Mucho se habla del aspecto de Sydney Sweeney, y como se hizo una de las caras más conocidas de la nueva generación de actrices de Hollywood. Pero también es cierto que poco se le destacan sus habilidades como actriz, y es por eso, que la chica, se nota que quiere explorar diferentes roles. Y esto es lo que nos lleva a Echo Valley, su última película, que se puede ver en Apple TV.
Esta vez Sweeney hace de Claire, la hija drogadicta de Kate, quien la vive sobreprotegiendo y defendiendo, ante las claras muestras del desinterés de la propia Claire. Y un día pasa lo inevitable, con Claire siendo la culpable de asesinar a alguien y con su madre tratando de ayudarla.

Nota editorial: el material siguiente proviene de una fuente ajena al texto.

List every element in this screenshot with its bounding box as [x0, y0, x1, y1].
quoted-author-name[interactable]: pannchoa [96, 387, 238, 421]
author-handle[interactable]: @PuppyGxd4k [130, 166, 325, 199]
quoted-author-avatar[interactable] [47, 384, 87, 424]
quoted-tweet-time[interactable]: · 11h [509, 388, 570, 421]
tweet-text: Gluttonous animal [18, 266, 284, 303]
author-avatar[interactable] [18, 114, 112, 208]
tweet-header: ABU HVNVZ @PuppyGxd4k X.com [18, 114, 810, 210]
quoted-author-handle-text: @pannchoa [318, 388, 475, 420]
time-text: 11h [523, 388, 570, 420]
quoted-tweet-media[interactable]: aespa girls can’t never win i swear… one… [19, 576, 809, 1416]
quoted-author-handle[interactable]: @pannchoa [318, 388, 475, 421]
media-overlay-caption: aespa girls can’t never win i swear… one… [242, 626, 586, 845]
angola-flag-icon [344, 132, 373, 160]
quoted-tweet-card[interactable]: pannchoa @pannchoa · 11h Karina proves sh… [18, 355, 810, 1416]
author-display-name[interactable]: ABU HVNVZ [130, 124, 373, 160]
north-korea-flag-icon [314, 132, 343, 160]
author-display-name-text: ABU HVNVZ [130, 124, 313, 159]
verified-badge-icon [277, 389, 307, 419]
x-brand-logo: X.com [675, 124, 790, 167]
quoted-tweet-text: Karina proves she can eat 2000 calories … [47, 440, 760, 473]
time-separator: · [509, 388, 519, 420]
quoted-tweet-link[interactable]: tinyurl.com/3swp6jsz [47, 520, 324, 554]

No es la primera vez que en el cine se toca el tema de las adicciones, desde el punto de vista de uno de los padres, y cómo llevan ese dolor de ver como uno de sus hijos se hunde en las drogas, arrastrando a todos los demás consigo, hasta límites insospechados. Y siempre con el debate moral de si se los puede juzgar o no.
Y en ese sentido, quien brilla es Julianne Moore, la verdadera protagonista de Echo Valley, quien está casi el 99% del tiempo en pantalla, pese a que el elenco lo completan personas conocidas como la ya mencionada Sydney Sweeney, Kyle MackLachlan y Dommhaal Gleeson. Todos conocidos y todos buenos actores, opacados por Moore.
De todas formas, la escritura ayuda bastante. Y esto lo digo porque Moore está escrita para que empaticemos con ella durante las casi dos horas que dura Echo Valley; mientras que Sweeney y Gleeson están planteados para hacerse odiar desde el primer minuto. En ese sentido, la película cuenta con un guionismo un tanto manipulador.
De hecho, todo el proyecto se siente bastante modesto, situando toda la trama en la granja de nuestra protagonista. Si, aparece un lago y un bosque, por dos escenas, y se nota que reciclaron el set con la iluminación; así que, si buscan una gran producción, este no estaría siendo el caso.
Y no hay mucho más que decir sobre Echo Valley. Es un decente análisis sobre cómo las adicciones de alguien, arrastran al resto de su familia a un espiral de problemas y tristeza. Esto ya lo vimos (mejor hecho) en Beautiful Boy de Steve Carrell, pero, así y todo, la peli no es mala.